Human cadaver experiments were conducted at the Stanford University BioSkills Laboratory, where the cadaver specimens were provided. Previous studies have suggested that the integrity of cadaver skin is compromised after freezing at −20°C (94). Therefore, all cadavers used were preserved at 4°C without chemical treatment for a period of no longer than 3 weeks prior to the experiments. On the day of the experiment, a specimen (hand with arm) was removed from the body by a BioSkills laboratory technician. Two hours before the experiment, the hand and arm were placed at room temperature. After the transfer experiment was performed, the tested area of the specimen was disinfected using 1% sodium hypochlorite for 15 min and was either stored for use a second time or discarded. If a specimen was used more than once, a new area of the hand or arm was used for subsequent experiments. No specimen was used more than twice. In total, 5 specimens were used for 8 experiments.

(iii) Synthetic skin.

Vitro-Skin N-19 (IMS, Inc.), a synthetic substrate designed to mimic the surface properties of human skin, was cut in 10-cm2 pieces. Hydration of the substrate was carried out according to the manufacturer's instruction. Briefly, a solution of 15% glycerin (Sigma-Aldrich) was placed in the bottom of a closed chamber to regulate the humidity inside the chamber. A sample of Vitro-Skin was placed on a tray inside the humidity-controlled chamber for 16 to 24 h before the experiment. To minimize substrate dryness, the transfer experiments were performed immediately after taking the substrate out of the hydration chamber (<20 min). Each sample was only used once before being discarded.

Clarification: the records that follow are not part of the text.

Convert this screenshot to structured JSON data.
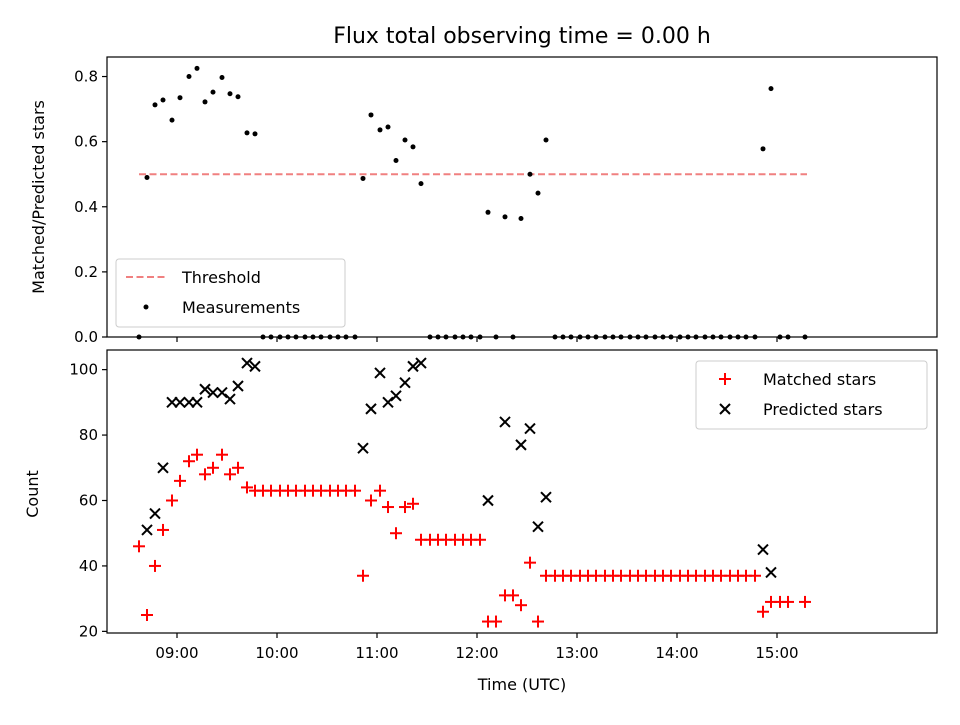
{
  "chart_data": [
    {
      "type": "scatter",
      "title": "Flux total observing time = 0.00 h",
      "ylabel": "Matched/Predicted stars",
      "xlabel": "",
      "xlim": [
        8.3,
        16.6
      ],
      "ylim": [
        0.0,
        0.86
      ],
      "yticks": [
        0.0,
        0.2,
        0.4,
        0.6,
        0.8
      ],
      "ytick_labels": [
        "0.0",
        "0.2",
        "0.4",
        "0.6",
        "0.8"
      ],
      "xticks": [
        9,
        10,
        11,
        12,
        13,
        14,
        15
      ],
      "legend": {
        "placement": "lower-left",
        "entries": [
          "Threshold",
          "Measurements"
        ]
      },
      "series": [
        {
          "name": "Threshold",
          "kind": "dashed-line",
          "color": "#f08080",
          "x": [
            8.62,
            15.3
          ],
          "y": [
            0.5,
            0.5
          ]
        },
        {
          "name": "Measurements",
          "kind": "dots",
          "color": "#000000",
          "points": [
            [
              8.62,
              0.0
            ],
            [
              8.7,
              0.49
            ],
            [
              8.78,
              0.713
            ],
            [
              8.86,
              0.728
            ],
            [
              8.95,
              0.666
            ],
            [
              9.03,
              0.735
            ],
            [
              9.12,
              0.8
            ],
            [
              9.2,
              0.825
            ],
            [
              9.28,
              0.722
            ],
            [
              9.36,
              0.752
            ],
            [
              9.45,
              0.797
            ],
            [
              9.53,
              0.747
            ],
            [
              9.61,
              0.738
            ],
            [
              9.7,
              0.627
            ],
            [
              9.78,
              0.624
            ],
            [
              9.86,
              0.0
            ],
            [
              9.94,
              0.0
            ],
            [
              10.03,
              0.0
            ],
            [
              10.11,
              0.0
            ],
            [
              10.19,
              0.0
            ],
            [
              10.28,
              0.0
            ],
            [
              10.36,
              0.0
            ],
            [
              10.44,
              0.0
            ],
            [
              10.53,
              0.0
            ],
            [
              10.61,
              0.0
            ],
            [
              10.69,
              0.0
            ],
            [
              10.78,
              0.0
            ],
            [
              10.86,
              0.487
            ],
            [
              10.94,
              0.682
            ],
            [
              11.03,
              0.636
            ],
            [
              11.11,
              0.645
            ],
            [
              11.19,
              0.542
            ],
            [
              11.28,
              0.605
            ],
            [
              11.36,
              0.584
            ],
            [
              11.44,
              0.471
            ],
            [
              11.53,
              0.0
            ],
            [
              11.61,
              0.0
            ],
            [
              11.69,
              0.0
            ],
            [
              11.78,
              0.0
            ],
            [
              11.86,
              0.0
            ],
            [
              11.94,
              0.0
            ],
            [
              12.03,
              0.0
            ],
            [
              12.11,
              0.383
            ],
            [
              12.19,
              0.0
            ],
            [
              12.28,
              0.369
            ],
            [
              12.36,
              0.0
            ],
            [
              12.44,
              0.364
            ],
            [
              12.53,
              0.5
            ],
            [
              12.61,
              0.442
            ],
            [
              12.69,
              0.605
            ],
            [
              12.78,
              0.0
            ],
            [
              12.86,
              0.0
            ],
            [
              12.94,
              0.0
            ],
            [
              13.03,
              0.0
            ],
            [
              13.11,
              0.0
            ],
            [
              13.19,
              0.0
            ],
            [
              13.28,
              0.0
            ],
            [
              13.36,
              0.0
            ],
            [
              13.44,
              0.0
            ],
            [
              13.53,
              0.0
            ],
            [
              13.61,
              0.0
            ],
            [
              13.69,
              0.0
            ],
            [
              13.78,
              0.0
            ],
            [
              13.86,
              0.0
            ],
            [
              13.94,
              0.0
            ],
            [
              14.03,
              0.0
            ],
            [
              14.11,
              0.0
            ],
            [
              14.19,
              0.0
            ],
            [
              14.28,
              0.0
            ],
            [
              14.36,
              0.0
            ],
            [
              14.44,
              0.0
            ],
            [
              14.53,
              0.0
            ],
            [
              14.61,
              0.0
            ],
            [
              14.69,
              0.0
            ],
            [
              14.78,
              0.0
            ],
            [
              14.86,
              0.578
            ],
            [
              14.94,
              0.763
            ],
            [
              15.03,
              0.0
            ],
            [
              15.11,
              0.0
            ],
            [
              15.28,
              0.0
            ]
          ]
        }
      ]
    },
    {
      "type": "scatter",
      "xlabel": "Time (UTC)",
      "ylabel": "Count",
      "xlim": [
        8.3,
        16.6
      ],
      "ylim": [
        19.5,
        106
      ],
      "yticks": [
        20,
        40,
        60,
        80,
        100
      ],
      "ytick_labels": [
        "20",
        "40",
        "60",
        "80",
        "100"
      ],
      "xticks": [
        9,
        10,
        11,
        12,
        13,
        14,
        15
      ],
      "xtick_labels": [
        "09:00",
        "10:00",
        "11:00",
        "12:00",
        "13:00",
        "14:00",
        "15:00"
      ],
      "legend": {
        "placement": "upper-right",
        "entries": [
          "Matched stars",
          "Predicted stars"
        ]
      },
      "series": [
        {
          "name": "Matched stars",
          "marker": "plus",
          "color": "#ff0000",
          "points": [
            [
              8.62,
              46
            ],
            [
              8.7,
              25
            ],
            [
              8.78,
              40
            ],
            [
              8.86,
              51
            ],
            [
              8.95,
              60
            ],
            [
              9.03,
              66
            ],
            [
              9.12,
              72
            ],
            [
              9.2,
              74
            ],
            [
              9.28,
              68
            ],
            [
              9.36,
              70
            ],
            [
              9.45,
              74
            ],
            [
              9.53,
              68
            ],
            [
              9.61,
              70
            ],
            [
              9.7,
              64
            ],
            [
              9.78,
              63
            ],
            [
              9.86,
              63
            ],
            [
              9.94,
              63
            ],
            [
              10.03,
              63
            ],
            [
              10.11,
              63
            ],
            [
              10.19,
              63
            ],
            [
              10.28,
              63
            ],
            [
              10.36,
              63
            ],
            [
              10.44,
              63
            ],
            [
              10.53,
              63
            ],
            [
              10.61,
              63
            ],
            [
              10.69,
              63
            ],
            [
              10.78,
              63
            ],
            [
              10.86,
              37
            ],
            [
              10.94,
              60
            ],
            [
              11.03,
              63
            ],
            [
              11.11,
              58
            ],
            [
              11.19,
              50
            ],
            [
              11.28,
              58
            ],
            [
              11.36,
              59
            ],
            [
              11.44,
              48
            ],
            [
              11.53,
              48
            ],
            [
              11.61,
              48
            ],
            [
              11.69,
              48
            ],
            [
              11.78,
              48
            ],
            [
              11.86,
              48
            ],
            [
              11.94,
              48
            ],
            [
              12.03,
              48
            ],
            [
              12.11,
              23
            ],
            [
              12.19,
              23
            ],
            [
              12.28,
              31
            ],
            [
              12.36,
              31
            ],
            [
              12.44,
              28
            ],
            [
              12.53,
              41
            ],
            [
              12.61,
              23
            ],
            [
              12.69,
              37
            ],
            [
              12.78,
              37
            ],
            [
              12.86,
              37
            ],
            [
              12.94,
              37
            ],
            [
              13.03,
              37
            ],
            [
              13.11,
              37
            ],
            [
              13.19,
              37
            ],
            [
              13.28,
              37
            ],
            [
              13.36,
              37
            ],
            [
              13.44,
              37
            ],
            [
              13.53,
              37
            ],
            [
              13.61,
              37
            ],
            [
              13.69,
              37
            ],
            [
              13.78,
              37
            ],
            [
              13.86,
              37
            ],
            [
              13.94,
              37
            ],
            [
              14.03,
              37
            ],
            [
              14.11,
              37
            ],
            [
              14.19,
              37
            ],
            [
              14.28,
              37
            ],
            [
              14.36,
              37
            ],
            [
              14.44,
              37
            ],
            [
              14.53,
              37
            ],
            [
              14.61,
              37
            ],
            [
              14.69,
              37
            ],
            [
              14.78,
              37
            ],
            [
              14.86,
              26
            ],
            [
              14.94,
              29
            ],
            [
              15.03,
              29
            ],
            [
              15.11,
              29
            ],
            [
              15.28,
              29
            ]
          ]
        },
        {
          "name": "Predicted stars",
          "marker": "x",
          "color": "#000000",
          "points": [
            [
              8.7,
              51
            ],
            [
              8.78,
              56
            ],
            [
              8.86,
              70
            ],
            [
              8.95,
              90
            ],
            [
              9.03,
              90
            ],
            [
              9.12,
              90
            ],
            [
              9.2,
              90
            ],
            [
              9.28,
              94
            ],
            [
              9.36,
              93
            ],
            [
              9.45,
              93
            ],
            [
              9.53,
              91
            ],
            [
              9.61,
              95
            ],
            [
              9.7,
              102
            ],
            [
              9.78,
              101
            ],
            [
              10.86,
              76
            ],
            [
              10.94,
              88
            ],
            [
              11.03,
              99
            ],
            [
              11.11,
              90
            ],
            [
              11.19,
              92
            ],
            [
              11.28,
              96
            ],
            [
              11.36,
              101
            ],
            [
              11.44,
              102
            ],
            [
              12.11,
              60
            ],
            [
              12.28,
              84
            ],
            [
              12.44,
              77
            ],
            [
              12.53,
              82
            ],
            [
              12.61,
              52
            ],
            [
              12.69,
              61
            ],
            [
              14.86,
              45
            ],
            [
              14.94,
              38
            ]
          ]
        }
      ]
    }
  ]
}
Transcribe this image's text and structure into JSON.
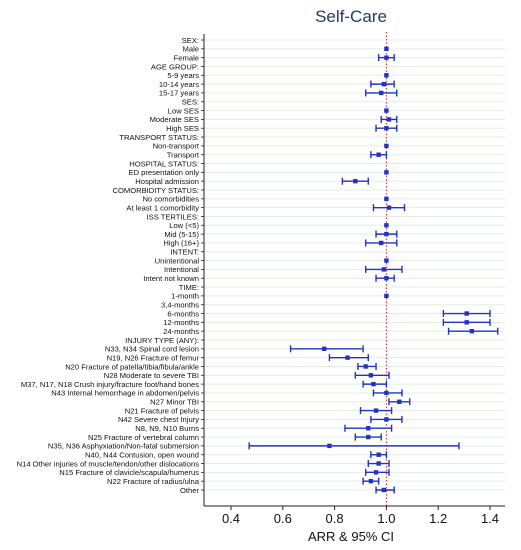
{
  "chart_data": {
    "type": "forest",
    "title": "Self-Care",
    "xlabel": "ARR & 95% CI",
    "ylabel": "",
    "xlim": [
      0.35,
      1.46
    ],
    "xticks": [
      "0.4",
      "0.6",
      "0.8",
      "1.0",
      "1.2",
      "1.4"
    ],
    "reference_line": 1.0,
    "grid": "horizontal",
    "colors": {
      "point": "#1f33c4",
      "ci": "#1f33c4",
      "reference": "#e0202a",
      "grid": "#e3ede3",
      "title": "#1f3a5f"
    },
    "rows": [
      {
        "label": "SEX:",
        "est": null,
        "lo": null,
        "hi": null
      },
      {
        "label": "Male",
        "est": 1.0,
        "lo": null,
        "hi": null
      },
      {
        "label": "Female",
        "est": 1.0,
        "lo": 0.97,
        "hi": 1.03
      },
      {
        "label": "AGE GROUP:",
        "est": null,
        "lo": null,
        "hi": null
      },
      {
        "label": "5-9 years",
        "est": 1.0,
        "lo": null,
        "hi": null
      },
      {
        "label": "10-14 years",
        "est": 0.99,
        "lo": 0.94,
        "hi": 1.03
      },
      {
        "label": "15-17 years",
        "est": 0.98,
        "lo": 0.92,
        "hi": 1.04
      },
      {
        "label": "SES:",
        "est": null,
        "lo": null,
        "hi": null
      },
      {
        "label": "Low SES",
        "est": 1.0,
        "lo": null,
        "hi": null
      },
      {
        "label": "Moderate SES",
        "est": 1.01,
        "lo": 0.98,
        "hi": 1.04
      },
      {
        "label": "High SES",
        "est": 1.0,
        "lo": 0.96,
        "hi": 1.04
      },
      {
        "label": "TRANSPORT STATUS:",
        "est": null,
        "lo": null,
        "hi": null
      },
      {
        "label": "Non-transport",
        "est": 1.0,
        "lo": null,
        "hi": null
      },
      {
        "label": "Transport",
        "est": 0.97,
        "lo": 0.94,
        "hi": 1.0
      },
      {
        "label": "HOSPITAL STATUS:",
        "est": null,
        "lo": null,
        "hi": null
      },
      {
        "label": "ED presentation only",
        "est": 1.0,
        "lo": null,
        "hi": null
      },
      {
        "label": "Hospital admission",
        "est": 0.88,
        "lo": 0.83,
        "hi": 0.93
      },
      {
        "label": "COMORBIDITY STATUS:",
        "est": null,
        "lo": null,
        "hi": null
      },
      {
        "label": "No comorbidities",
        "est": 1.0,
        "lo": null,
        "hi": null
      },
      {
        "label": "At least 1 comorbidity",
        "est": 1.01,
        "lo": 0.95,
        "hi": 1.07
      },
      {
        "label": "ISS TERTILES:",
        "est": null,
        "lo": null,
        "hi": null
      },
      {
        "label": "Low (<5)",
        "est": 1.0,
        "lo": null,
        "hi": null
      },
      {
        "label": "Mid (5-15)",
        "est": 1.0,
        "lo": 0.96,
        "hi": 1.04
      },
      {
        "label": "High (16+)",
        "est": 0.98,
        "lo": 0.92,
        "hi": 1.04
      },
      {
        "label": "INTENT:",
        "est": null,
        "lo": null,
        "hi": null
      },
      {
        "label": "Unintentional",
        "est": 1.0,
        "lo": null,
        "hi": null
      },
      {
        "label": "Intentional",
        "est": 0.99,
        "lo": 0.92,
        "hi": 1.06
      },
      {
        "label": "Intent not known",
        "est": 1.0,
        "lo": 0.96,
        "hi": 1.03
      },
      {
        "label": "TIME:",
        "est": null,
        "lo": null,
        "hi": null
      },
      {
        "label": "1-month",
        "est": 1.0,
        "lo": null,
        "hi": null
      },
      {
        "label": "3,4-months",
        "est": null,
        "lo": null,
        "hi": null
      },
      {
        "label": "6-months",
        "est": 1.31,
        "lo": 1.22,
        "hi": 1.4
      },
      {
        "label": "12-months",
        "est": 1.31,
        "lo": 1.22,
        "hi": 1.4
      },
      {
        "label": "24-months",
        "est": 1.33,
        "lo": 1.24,
        "hi": 1.43
      },
      {
        "label": "INJURY TYPE (ANY):",
        "est": null,
        "lo": null,
        "hi": null
      },
      {
        "label": "N33, N34 Spinal cord lesion",
        "est": 0.76,
        "lo": 0.63,
        "hi": 0.91
      },
      {
        "label": "N19, N26 Fracture of femur",
        "est": 0.85,
        "lo": 0.78,
        "hi": 0.93
      },
      {
        "label": "N20 Fracture of patella/tibia/fibula/ankle",
        "est": 0.92,
        "lo": 0.89,
        "hi": 0.96
      },
      {
        "label": "N28 Moderate to severe TBI",
        "est": 0.94,
        "lo": 0.88,
        "hi": 1.01
      },
      {
        "label": "M37, N17, N18 Crush injury/fracture foot/hand bones",
        "est": 0.95,
        "lo": 0.91,
        "hi": 1.0
      },
      {
        "label": "N43 Internal hemorrhage in abdomen/pelvis",
        "est": 1.0,
        "lo": 0.95,
        "hi": 1.06
      },
      {
        "label": "N27 Minor TBI",
        "est": 1.05,
        "lo": 1.01,
        "hi": 1.09
      },
      {
        "label": "N21 Fracture of pelvis",
        "est": 0.96,
        "lo": 0.9,
        "hi": 1.02
      },
      {
        "label": "N42 Severe chest Injury",
        "est": 1.0,
        "lo": 0.94,
        "hi": 1.06
      },
      {
        "label": "N8, N9, N10 Burns",
        "est": 0.93,
        "lo": 0.84,
        "hi": 1.02
      },
      {
        "label": "N25 Fracture of vertebral column",
        "est": 0.93,
        "lo": 0.88,
        "hi": 0.98
      },
      {
        "label": "N35, N36 Asphyxiation/Non-fatal submersion",
        "est": 0.78,
        "lo": 0.47,
        "hi": 1.28
      },
      {
        "label": "N40, N44 Contusion, open wound",
        "est": 0.97,
        "lo": 0.94,
        "hi": 1.0
      },
      {
        "label": "N14 Other injuries of muscle/tendon/other dislocations",
        "est": 0.97,
        "lo": 0.93,
        "hi": 1.01
      },
      {
        "label": "N15 Fracture of clavicle/scapula/humerus",
        "est": 0.96,
        "lo": 0.92,
        "hi": 1.01
      },
      {
        "label": "N22 Fracture of radius/ulna",
        "est": 0.94,
        "lo": 0.91,
        "hi": 0.97
      },
      {
        "label": "Other",
        "est": 0.99,
        "lo": 0.96,
        "hi": 1.03
      }
    ]
  }
}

Ethical and biosafety approval.

The protocol for the virus transfer studies performed in cadaver specimens was approved by the Stanford University Administrative Panel on Biosafety (APB). The protocol used in the human subject studies was approved by the research ethics committee of ETH Zurich. Written consent from the participants of the human subject studies was obtained before the experiment.

Statistical analyses.

All statistical analyses were performed using the R statistical software (the R Foundation for Statistical Computing Platform, version 3.4.4). Statistical significance was defined at an α value of <0.05.